SUARA TRENGGALEK – Ekonom Institute for Development of Economics and Finance (INDEF), Tauhid Ahmad, mendukung kebijakan moratorium kenaikan cukai hasil tembakau (CHT) selama tiga tahun ke depan.
Langkah ini dinilai penting untuk memberi ruang pemulihan bagi industri hasil tembakau (IHT) setelah Kementerian Keuangan memutuskan tidak menaikkan tarif cukai pada 2026.
Menurut Tauhid, kebijakan tersebut merupakan strategi yang tepat untuk menjaga stabilitas industri sekaligus mencegah potensi kehilangan penerimaan negara akibat meningkatnya peredaran rokok ilegal.
“Rokok ilegal itu jumlahnya signifikan. Kalau 5 persen saja dari 300 miliar batang, berarti sekitar 15 miliar batang. Itu bisa setara 15 triliun rupiah uang negara yang hilang,” ujarnya, Jumat (10/10/2025).

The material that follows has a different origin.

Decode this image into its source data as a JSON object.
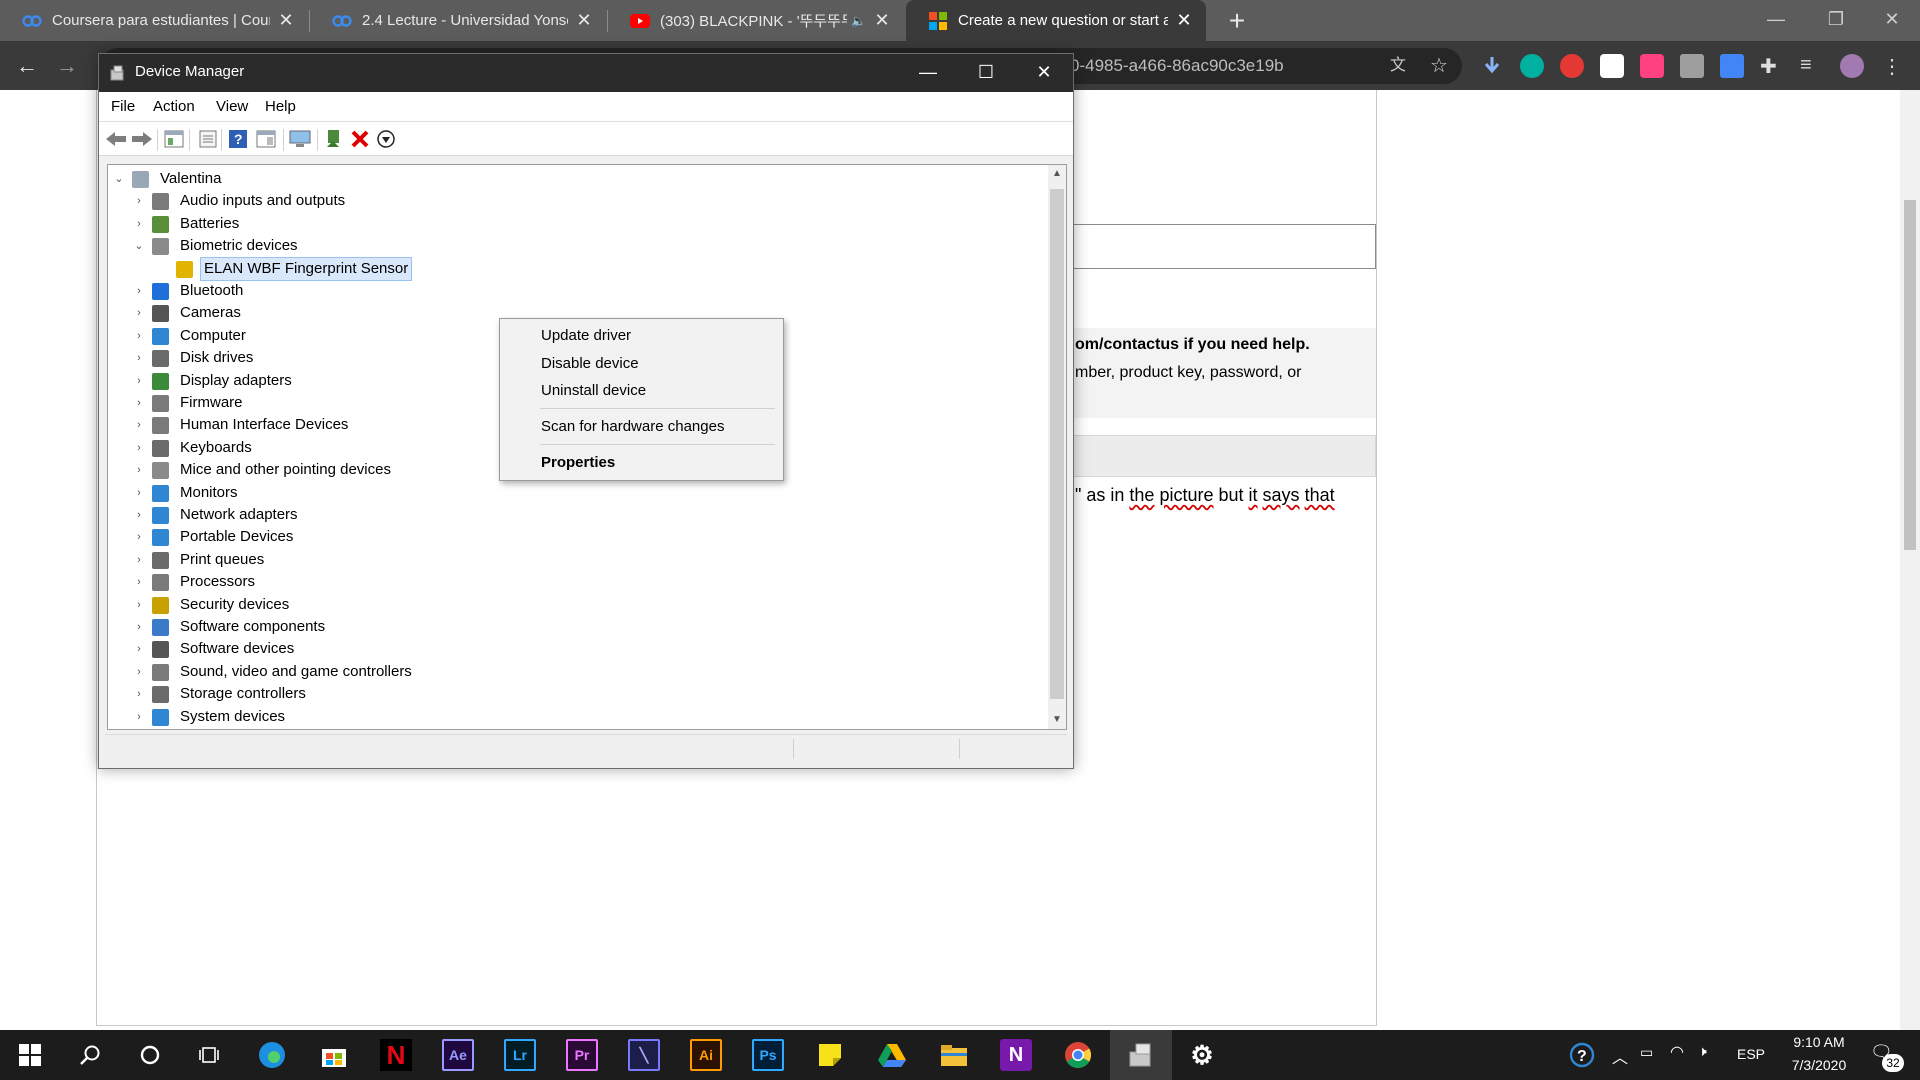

Ia menilai, moratorium tarif cukai akan memberi waktu bagi pelaku industri melakukan penyesuaian agar sektor tetap bertahan. “Saya sepakat untuk sementara tarif cukainya tidak dinaikkan dulu. Kenaikan yang terlalu tinggi justru bisa menurunkan penerimaan negara,” tambah Tauhid.
Sementara itu, Sekretaris Jenderal Dewan Pimpinan Nasional Asosiasi Petani Tembakau Indonesia (APTI), K. Mudi, menyambut positif keputusan Menteri Keuangan Purbaya yang tidak menaikkan tarif CHT tahun depan.

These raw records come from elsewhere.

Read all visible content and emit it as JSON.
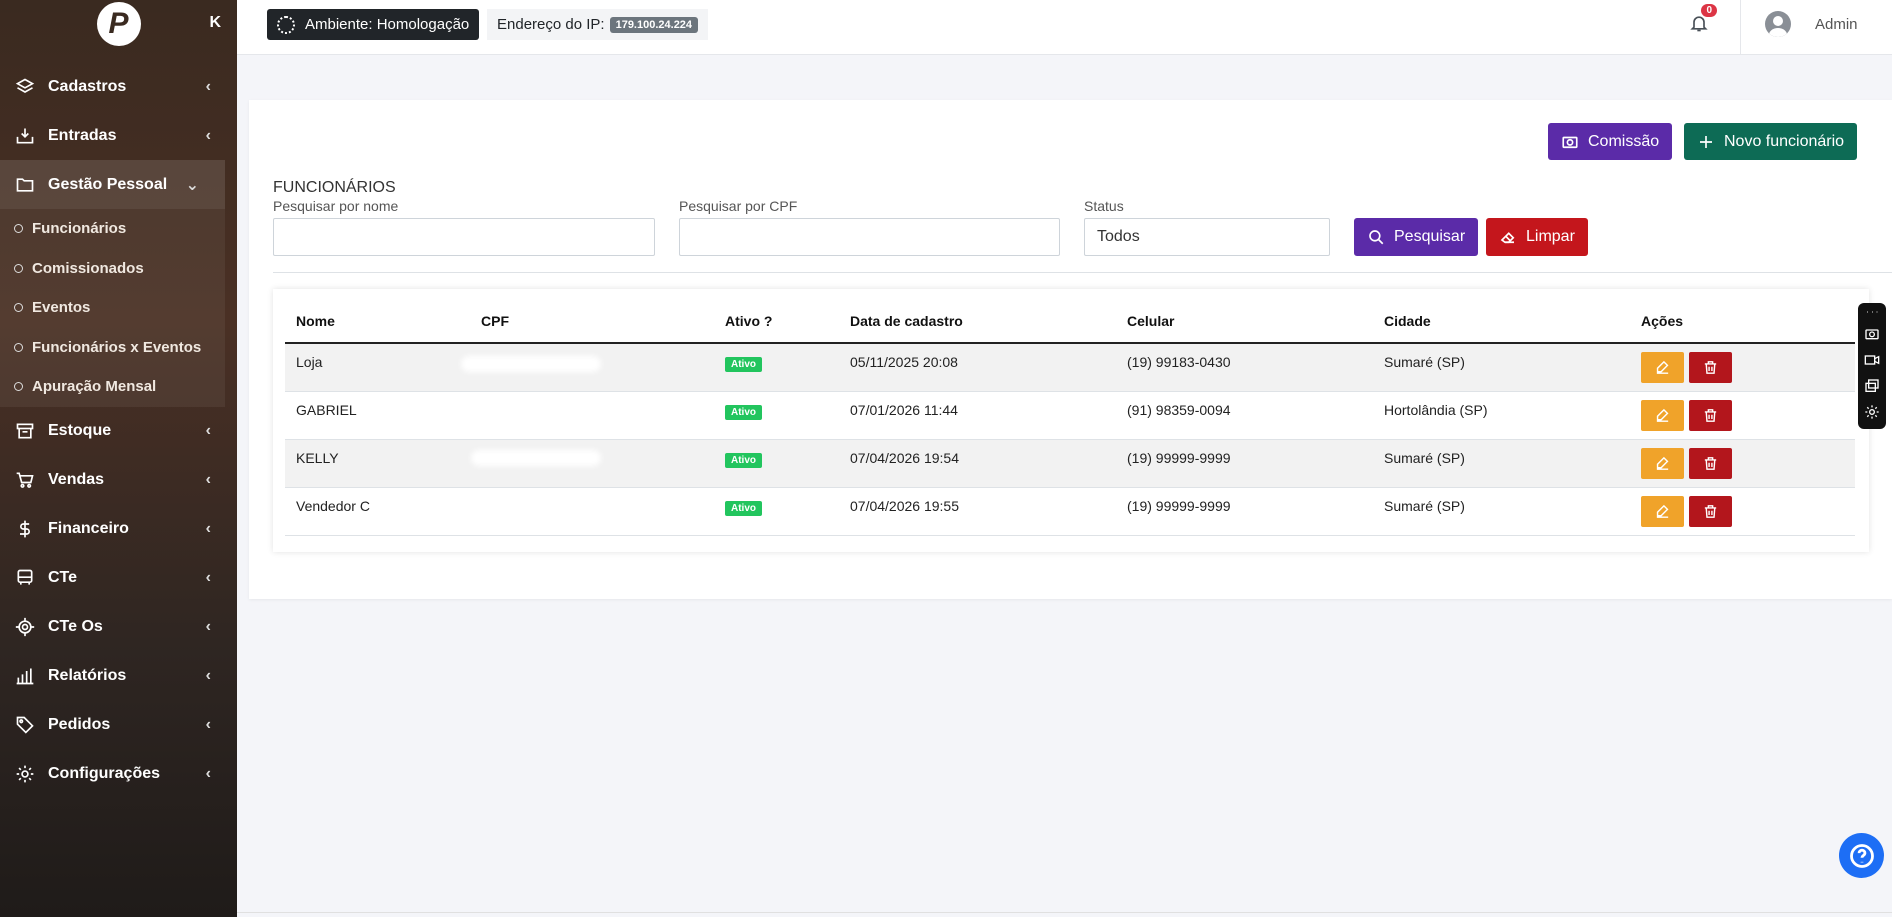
{
  "sidebar": {
    "logo_letter": "P",
    "collapse_icon": "K",
    "items": [
      {
        "label": "Cadastros",
        "icon": "layers-icon"
      },
      {
        "label": "Entradas",
        "icon": "inbox-download-icon"
      },
      {
        "label": "Gestão Pessoal",
        "icon": "folder-icon",
        "expanded": true
      },
      {
        "label": "Estoque",
        "icon": "archive-icon"
      },
      {
        "label": "Vendas",
        "icon": "cart-icon"
      },
      {
        "label": "Financeiro",
        "icon": "dollar-icon"
      },
      {
        "label": "CTe",
        "icon": "bus-icon"
      },
      {
        "label": "CTe Os",
        "icon": "target-icon"
      },
      {
        "label": "Relatórios",
        "icon": "bar-chart-icon"
      },
      {
        "label": "Pedidos",
        "icon": "tag-icon"
      },
      {
        "label": "Configurações",
        "icon": "gear-icon"
      }
    ],
    "subitems": [
      "Funcionários",
      "Comissionados",
      "Eventos",
      "Funcionários x Eventos",
      "Apuração Mensal"
    ]
  },
  "header": {
    "environment": "Ambiente: Homologação",
    "ip_label": "Endereço do IP:",
    "ip_value": "179.100.24.224",
    "notifications_count": "0",
    "user_name": "Admin"
  },
  "toolbar": {
    "commission_label": "Comissão",
    "new_employee_label": "Novo funcionário"
  },
  "page": {
    "title": "FUNCIONÁRIOS"
  },
  "filters": {
    "name_label": "Pesquisar por nome",
    "name_value": "",
    "cpf_label": "Pesquisar por CPF",
    "cpf_value": "",
    "status_label": "Status",
    "status_value": "Todos",
    "search_label": "Pesquisar",
    "clear_label": "Limpar"
  },
  "table": {
    "headers": [
      "Nome",
      "CPF",
      "Ativo ?",
      "Data de cadastro",
      "Celular",
      "Cidade",
      "Ações"
    ],
    "rows": [
      {
        "nome": "Loja",
        "ativo": "Ativo",
        "data": "05/11/2025 20:08",
        "celular": "(19) 99183-0430",
        "cidade": "Sumaré (SP)"
      },
      {
        "nome": "GABRIEL",
        "ativo": "Ativo",
        "data": "07/01/2026 11:44",
        "celular": "(91) 98359-0094",
        "cidade": "Hortolândia (SP)"
      },
      {
        "nome": "KELLY",
        "ativo": "Ativo",
        "data": "07/04/2026 19:54",
        "celular": "(19) 99999-9999",
        "cidade": "Sumaré (SP)"
      },
      {
        "nome": "Vendedor C",
        "ativo": "Ativo",
        "data": "07/04/2026 19:55",
        "celular": "(19) 99999-9999",
        "cidade": "Sumaré (SP)"
      }
    ]
  },
  "colors": {
    "sidebar_bg": "#3a2a20",
    "purple": "#5b2ba8",
    "teal": "#0d6b55",
    "red": "#c4161c",
    "orange": "#f0a32a",
    "green_badge": "#22c55e"
  }
}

Ia menilai langkah tersebut menunjukkan keberpihakan terhadap keberlangsungan industri tembakau nasional.
“Salah satu cara menyelamatkan industri tembakau adalah dengan tidak menaikkan cukai dulu. Penjualan rokok sedang tidak baik, sementara rokok ilegal marak. Kebijakan ini perlu diperbaiki agar seimbang,” jelas Mudi.

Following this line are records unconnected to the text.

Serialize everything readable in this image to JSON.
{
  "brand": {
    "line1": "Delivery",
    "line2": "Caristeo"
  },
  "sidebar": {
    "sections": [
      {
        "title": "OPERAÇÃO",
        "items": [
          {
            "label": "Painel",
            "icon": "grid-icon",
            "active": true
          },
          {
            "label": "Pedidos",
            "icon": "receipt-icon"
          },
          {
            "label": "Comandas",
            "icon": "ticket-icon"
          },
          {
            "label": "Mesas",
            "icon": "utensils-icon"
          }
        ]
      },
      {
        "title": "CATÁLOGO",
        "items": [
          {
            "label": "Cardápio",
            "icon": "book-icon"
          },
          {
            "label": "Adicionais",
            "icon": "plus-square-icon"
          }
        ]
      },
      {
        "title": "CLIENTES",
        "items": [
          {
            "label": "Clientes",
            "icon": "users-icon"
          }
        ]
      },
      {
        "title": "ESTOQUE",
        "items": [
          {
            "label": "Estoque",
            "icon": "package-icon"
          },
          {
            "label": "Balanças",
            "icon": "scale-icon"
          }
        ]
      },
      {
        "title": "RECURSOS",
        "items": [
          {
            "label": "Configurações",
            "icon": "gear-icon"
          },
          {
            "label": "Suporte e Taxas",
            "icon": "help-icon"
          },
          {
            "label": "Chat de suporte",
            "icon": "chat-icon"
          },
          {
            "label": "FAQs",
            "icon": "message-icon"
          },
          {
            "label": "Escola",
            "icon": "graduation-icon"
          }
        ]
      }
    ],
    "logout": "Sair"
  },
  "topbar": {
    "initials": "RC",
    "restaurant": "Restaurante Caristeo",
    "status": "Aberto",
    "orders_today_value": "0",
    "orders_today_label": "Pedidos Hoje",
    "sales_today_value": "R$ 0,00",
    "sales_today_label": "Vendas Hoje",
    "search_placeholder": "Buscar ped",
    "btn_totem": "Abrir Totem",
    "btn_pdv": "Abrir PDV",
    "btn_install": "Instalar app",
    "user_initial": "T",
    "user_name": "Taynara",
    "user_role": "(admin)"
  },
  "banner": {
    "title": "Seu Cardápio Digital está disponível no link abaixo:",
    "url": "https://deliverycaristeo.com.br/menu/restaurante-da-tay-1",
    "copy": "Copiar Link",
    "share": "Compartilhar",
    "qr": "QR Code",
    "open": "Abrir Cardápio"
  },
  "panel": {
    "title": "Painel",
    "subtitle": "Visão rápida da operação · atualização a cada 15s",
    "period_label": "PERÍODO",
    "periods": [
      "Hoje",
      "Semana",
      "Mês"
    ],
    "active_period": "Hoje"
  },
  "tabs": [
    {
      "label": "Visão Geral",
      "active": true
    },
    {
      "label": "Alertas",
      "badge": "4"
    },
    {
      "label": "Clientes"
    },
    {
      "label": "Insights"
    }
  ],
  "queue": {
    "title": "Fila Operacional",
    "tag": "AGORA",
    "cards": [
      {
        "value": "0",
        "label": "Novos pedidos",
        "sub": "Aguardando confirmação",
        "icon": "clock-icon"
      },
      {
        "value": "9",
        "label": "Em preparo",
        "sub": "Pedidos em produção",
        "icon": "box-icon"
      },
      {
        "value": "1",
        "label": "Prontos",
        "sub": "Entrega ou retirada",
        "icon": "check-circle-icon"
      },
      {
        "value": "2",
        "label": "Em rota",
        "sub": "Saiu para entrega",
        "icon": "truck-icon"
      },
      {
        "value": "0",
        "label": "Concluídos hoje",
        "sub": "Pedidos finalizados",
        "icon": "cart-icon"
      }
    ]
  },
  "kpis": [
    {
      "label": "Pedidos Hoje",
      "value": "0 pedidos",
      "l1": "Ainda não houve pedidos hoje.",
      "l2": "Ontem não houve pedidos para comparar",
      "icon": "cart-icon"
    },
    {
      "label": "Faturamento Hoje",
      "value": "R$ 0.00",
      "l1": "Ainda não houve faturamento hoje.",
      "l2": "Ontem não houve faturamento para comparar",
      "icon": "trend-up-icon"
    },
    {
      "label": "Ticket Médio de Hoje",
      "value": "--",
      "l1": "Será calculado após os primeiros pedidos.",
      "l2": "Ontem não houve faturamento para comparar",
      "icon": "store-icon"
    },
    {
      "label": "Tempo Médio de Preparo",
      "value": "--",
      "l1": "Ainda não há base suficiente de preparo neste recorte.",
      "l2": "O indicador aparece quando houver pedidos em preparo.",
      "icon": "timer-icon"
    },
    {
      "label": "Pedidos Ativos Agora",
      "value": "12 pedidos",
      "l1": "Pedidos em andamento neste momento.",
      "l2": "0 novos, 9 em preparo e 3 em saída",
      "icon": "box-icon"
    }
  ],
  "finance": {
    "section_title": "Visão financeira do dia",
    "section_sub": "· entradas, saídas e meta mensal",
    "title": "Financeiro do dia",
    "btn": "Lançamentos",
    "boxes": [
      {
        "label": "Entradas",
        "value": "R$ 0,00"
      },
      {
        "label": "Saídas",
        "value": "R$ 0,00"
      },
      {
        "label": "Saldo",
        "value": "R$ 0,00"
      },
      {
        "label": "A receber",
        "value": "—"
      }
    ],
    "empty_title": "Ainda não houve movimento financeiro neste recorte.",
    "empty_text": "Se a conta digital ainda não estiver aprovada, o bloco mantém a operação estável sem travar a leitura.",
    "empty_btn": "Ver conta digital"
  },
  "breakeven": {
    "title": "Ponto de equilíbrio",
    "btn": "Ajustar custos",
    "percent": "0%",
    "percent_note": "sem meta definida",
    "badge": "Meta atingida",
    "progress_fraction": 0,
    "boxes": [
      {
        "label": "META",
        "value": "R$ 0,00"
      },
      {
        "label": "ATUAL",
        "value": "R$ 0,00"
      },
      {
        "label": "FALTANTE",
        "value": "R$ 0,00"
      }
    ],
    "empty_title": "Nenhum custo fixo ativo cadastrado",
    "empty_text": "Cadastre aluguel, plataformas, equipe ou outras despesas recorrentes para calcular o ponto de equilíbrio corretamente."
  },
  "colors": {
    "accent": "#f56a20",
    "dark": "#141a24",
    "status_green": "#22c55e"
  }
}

Ia menambahkan, para petani saat ini tengah menghadapi tekanan akibat turunnya serapan tembakau oleh pabrikan. Karena itu, Mudi mendukung usulan moratorium kenaikan tarif cukai selama tiga tahun ke depan sebagai solusi jangka menengah.
“Semua pihak harus didengar petani, pelaku industri, maupun sektor kesehatan agar keputusan terkait cukai lebih proporsional,” pungkasnya.